Stem cells are the probably dubbed “master” cells, based on their ability to regenerate and transform themselves into the cells that form all other tissues, organs, and systems in the body. These cells can be taken from bone marrow, peripheral blood, or cord blood (from the placenta).
Fast-forward a relatively short four decades later, and various types of stem cells are now used to treat more than 80 serious diseases, including leukemia, cancers, and blood disorders. For regenerative purposes, cord blood stem cells are gaining even more respect for their ability to repair damaged tissues and organs. Regenerative purposes include treatment for brain injury, cerebral palsy, heart disease, juvenile diabetes, spinal cord injury and stroke/infant stroke.
While stem cell research has made leaps and bounds, cord blood cells specifically have taken center stage over bone marrow and peripheral blood transplants for several reasons.
Unlike bone marrow and peripheral transplants, the use of umbilical cord stem cells is completely non-invasive – extraction of the cells poses no risk to mother or child, as it is taken from the placenta of the umbilical cord after birth. In comparison to the controversial use of embryonic stem cells, cord blood cells are proven safe in the human body.

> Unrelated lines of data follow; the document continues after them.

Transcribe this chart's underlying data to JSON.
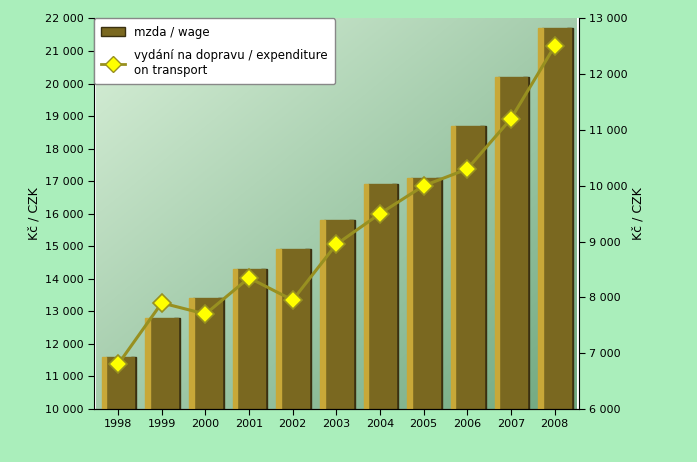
{
  "years": [
    1998,
    1999,
    2000,
    2001,
    2002,
    2003,
    2004,
    2005,
    2006,
    2007,
    2008
  ],
  "wage": [
    11600,
    12800,
    13400,
    14300,
    14900,
    15800,
    16900,
    17100,
    18700,
    20200,
    21700
  ],
  "expenditure": [
    6800,
    7900,
    7700,
    8350,
    7950,
    8950,
    9500,
    10000,
    10300,
    11200,
    12500
  ],
  "bar_color_main": "#7a6820",
  "bar_color_left": "#c8a838",
  "bar_color_dark": "#3a3010",
  "line_color": "#989020",
  "marker_facecolor": "#ffff00",
  "marker_edgecolor": "#989020",
  "background_outer": "#aaeebb",
  "ylabel_left": "Kč / CZK",
  "ylabel_right": "Kč / CZK",
  "ylim_left": [
    10000,
    22000
  ],
  "ylim_right": [
    6000,
    13000
  ],
  "yticks_left": [
    10000,
    11000,
    12000,
    13000,
    14000,
    15000,
    16000,
    17000,
    18000,
    19000,
    20000,
    21000,
    22000
  ],
  "yticks_right": [
    6000,
    7000,
    8000,
    9000,
    10000,
    11000,
    12000,
    13000
  ],
  "legend_wage": "mzda / wage",
  "legend_exp": "vydání na dopravu / expenditure\non transport"
}
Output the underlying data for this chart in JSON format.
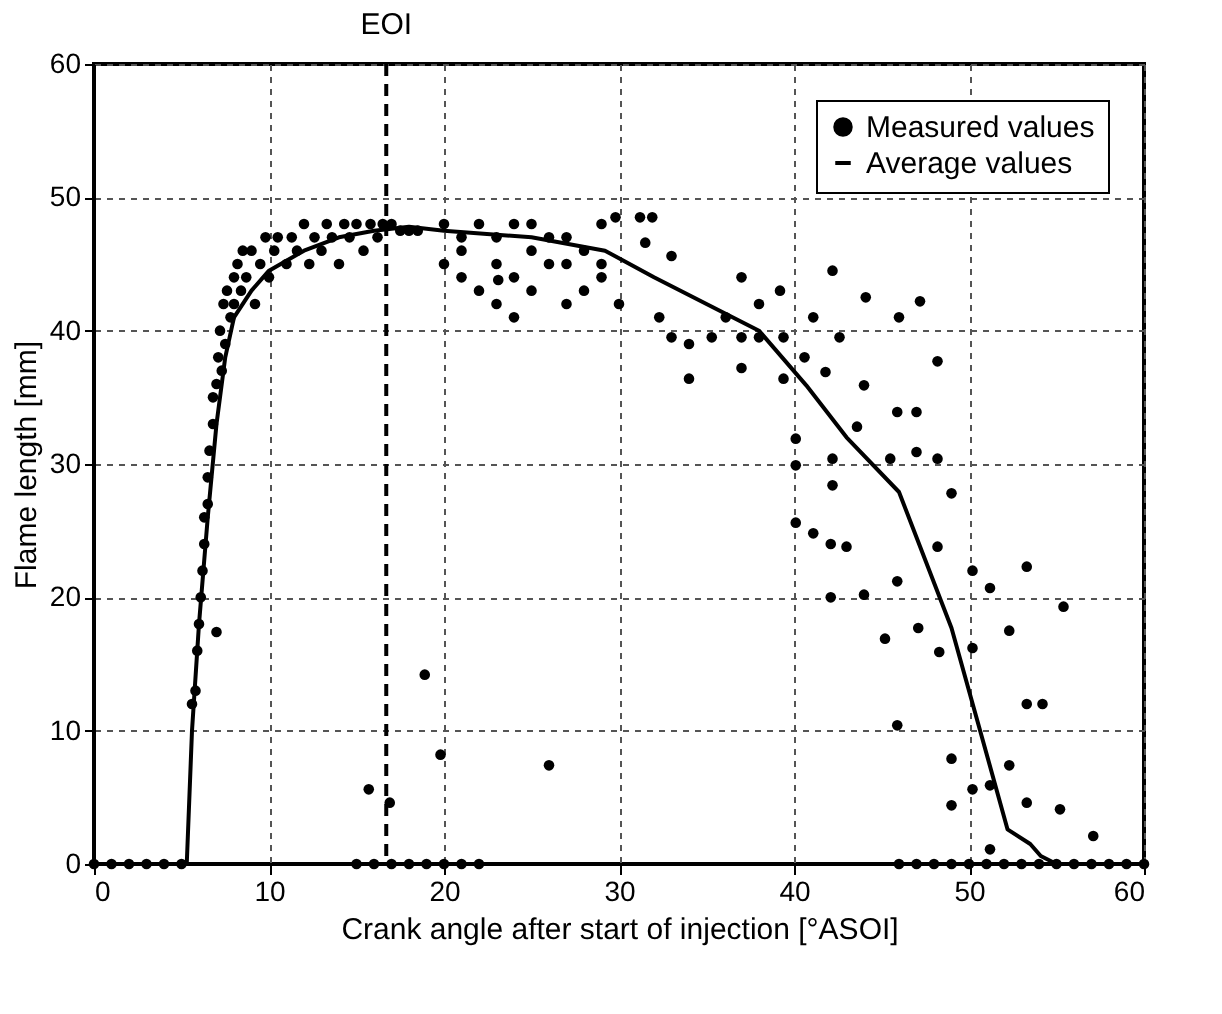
{
  "chart_data": {
    "type": "scatter",
    "xlabel": "Crank angle after start of injection [°ASOI]",
    "ylabel": "Flame length [mm]",
    "xlim": [
      0,
      60
    ],
    "ylim": [
      0,
      60
    ],
    "xticks": [
      0,
      10,
      20,
      30,
      40,
      50,
      60
    ],
    "yticks": [
      0,
      10,
      20,
      30,
      40,
      50,
      60
    ],
    "grid": true,
    "legend": "top right",
    "ref_lines": [
      {
        "axis": "x",
        "value": 16.7,
        "label": "EOI",
        "color": "#000000",
        "line_style": "dashed"
      }
    ],
    "series": [
      {
        "name": "Measured values",
        "marker": "circle",
        "color": "#000000",
        "x": [
          0,
          1,
          2,
          3,
          4,
          5,
          5.6,
          5.8,
          5.9,
          6.0,
          6.1,
          6.2,
          6.3,
          6.3,
          6.5,
          6.5,
          6.6,
          6.8,
          6.8,
          7.0,
          7.1,
          7.2,
          7.3,
          7.4,
          7.5,
          7.6,
          7.8,
          8.0,
          8.0,
          8.2,
          8.4,
          8.5,
          8.7,
          9.0,
          9.2,
          9.5,
          9.8,
          10.0,
          10.3,
          10.5,
          11,
          11.3,
          11.6,
          12,
          12.3,
          12.6,
          13,
          13.3,
          13.6,
          14,
          14.3,
          14.6,
          15,
          15.4,
          15.8,
          16.2,
          16.5,
          17,
          17.5,
          18,
          18.5,
          7.0,
          18.9,
          15.7,
          16.9,
          19.8,
          26,
          24,
          23.1,
          15,
          16,
          17,
          18,
          19,
          20,
          21,
          22,
          20,
          20,
          21,
          21,
          21,
          22,
          22,
          23,
          23,
          23,
          24,
          24,
          25,
          25,
          25,
          26,
          26,
          27,
          27,
          27,
          28,
          28,
          29,
          29,
          29,
          29.8,
          31.2,
          31.9,
          34.0,
          37.0,
          39.2,
          42.2,
          44.1,
          47.2,
          46.0,
          48.2,
          40.1,
          40.1,
          42.2,
          42.2,
          40.1,
          41.1,
          42.1,
          43.0,
          42.1,
          44.0,
          45.2,
          47.1,
          48.3,
          50.2,
          50.2,
          51.2,
          53.3,
          52.3,
          55.4,
          45.9,
          49.0,
          53.3,
          54.2,
          52.3,
          49.0,
          50.2,
          51.2,
          53.3,
          55.2,
          57.1,
          51.2,
          45.9,
          48.2,
          49.0,
          45.5,
          47.0,
          48.2,
          45.9,
          47.0,
          43.6,
          44.0,
          41.8,
          42.6,
          40.6,
          41.1,
          39.4,
          39.4,
          38.0,
          38.0,
          37.0,
          37.0,
          36.1,
          35.3,
          34.0,
          33.0,
          33.0,
          31.5,
          30.0,
          32.3,
          46,
          47,
          48,
          49,
          50,
          51,
          52,
          53,
          54,
          55,
          56,
          57,
          58,
          59,
          60
        ],
        "values": [
          0,
          0,
          0,
          0,
          0,
          0,
          12,
          13,
          16,
          18,
          20,
          22,
          24,
          26,
          27,
          29,
          31,
          33,
          35,
          36,
          38,
          40,
          37,
          42,
          39,
          43,
          41,
          44,
          42,
          45,
          43,
          46,
          44,
          46,
          42,
          45,
          47,
          44,
          46,
          47,
          45,
          47,
          46,
          48,
          45,
          47,
          46,
          48,
          47,
          45,
          48,
          47,
          48,
          46,
          48,
          47,
          48,
          48,
          47.5,
          47.5,
          47.5,
          17.4,
          14.2,
          5.6,
          4.6,
          8.2,
          7.4,
          41,
          43.8,
          0,
          0,
          0,
          0,
          0,
          0,
          0,
          0,
          48,
          45,
          47,
          44,
          46,
          48,
          43,
          47,
          45,
          42,
          48,
          44,
          46,
          43,
          48,
          47,
          45,
          42,
          47,
          45,
          43,
          46,
          44,
          48,
          45,
          48.5,
          48.5,
          48.5,
          36.4,
          37.2,
          43.0,
          44.5,
          42.5,
          42.2,
          41.0,
          37.7,
          31.9,
          29.9,
          30.4,
          28.4,
          25.6,
          24.8,
          24.0,
          23.8,
          20.0,
          20.2,
          16.9,
          17.7,
          15.9,
          16.2,
          22.0,
          20.7,
          22.3,
          17.5,
          19.3,
          10.4,
          7.9,
          12.0,
          12.0,
          7.4,
          4.4,
          5.6,
          5.9,
          4.6,
          4.1,
          2.1,
          1.1,
          21.2,
          23.8,
          27.8,
          30.4,
          30.9,
          30.4,
          33.9,
          33.9,
          32.8,
          35.9,
          36.9,
          39.5,
          38.0,
          41.0,
          39.5,
          36.4,
          39.5,
          42.0,
          39.5,
          44.0,
          41.0,
          39.5,
          39.0,
          39.5,
          45.6,
          46.6,
          42.0,
          41.0,
          0,
          0,
          0,
          0,
          0,
          0,
          0,
          0,
          0,
          0,
          0,
          0,
          0,
          0,
          0
        ]
      },
      {
        "name": "Average values",
        "type": "line",
        "marker": "none",
        "color": "#000000",
        "x": [
          0,
          5.3,
          5.6,
          6,
          6.5,
          7,
          7.5,
          8,
          9,
          10,
          12,
          14,
          16,
          18,
          20,
          25,
          29.2,
          32,
          35,
          38,
          40.7,
          43,
          46,
          49,
          50.7,
          52.2,
          53.5,
          54.1,
          55,
          56
        ],
        "values": [
          0,
          0,
          10,
          18,
          26,
          33,
          38,
          41,
          43,
          44.5,
          46,
          47,
          47.5,
          47.8,
          47.5,
          47,
          46,
          44,
          42,
          40,
          35.9,
          32,
          27.9,
          17.7,
          9.7,
          2.6,
          1.5,
          0.6,
          0,
          0
        ]
      }
    ]
  }
}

Additionally, umbilical cord stem cells do not have to be a perfect match to the host; the transplant will work even if it is a partial match. And that match carries with it a reduced risk of Graft-Versus-Host Disease (GVHD), a complication where the donor’s immune cells attack the host’s healthy tissue. The immune cells present in cord blood are found to be less likely to attack tissue in the host body, and in instances where GVHD was present, the complications were less severe.
Cord blood stem cells are also less likely to carry certain viruses, such as cytomegalovirus (CMV), a fatal infection that strikes transplant recipients, but is especially dangerous to fetuses and infants. Roughly 50% of the adult population in the United States carries CMV in the form of the latent virus. The disease is especially dangerous to fetuses and infants; however, less than 1% of babies are born with CMV.
In black and white, the benefits of banking umbilical cord stem cells seem to outweigh the risks, though it is worth mentioning a few concerns.
Because of the limited quantity of cord blood cells a donor can offer, there is a reliably small volume of cells available compared to what can be obtained in peripheral or bone. Donor cord blood cells are only available one time, if the first transplants fail, the second set of cord blood stem cells will have to come from a different donor.
The patient receiving the transplant runs the slight risk of possible rare genetic disorders that were not detected in the testing of the cord blood stem cells – although chances of this are 1 in 10,000.
The door to the future of stem cell research is wide open. Technology and research have made significant advances in recent decades, and the regenerative ability of cord blood stem cells is a catalyst for tackling some of the most serious diseases.
“Regenerative medicine is the next evolution of medical treatments … Virtually any disease that results from malfunctioning, damaged, or failing tissues may be potentially cured …” – US Department of Health and Human Services
Reference: United States Department of Health & Human Services: 2020: A new Vision-A Future for Regenerative Medicine.
Regardless of the results so far, it looks that preserving your child’s cord blood is a viable way to take out a biological insurance policy.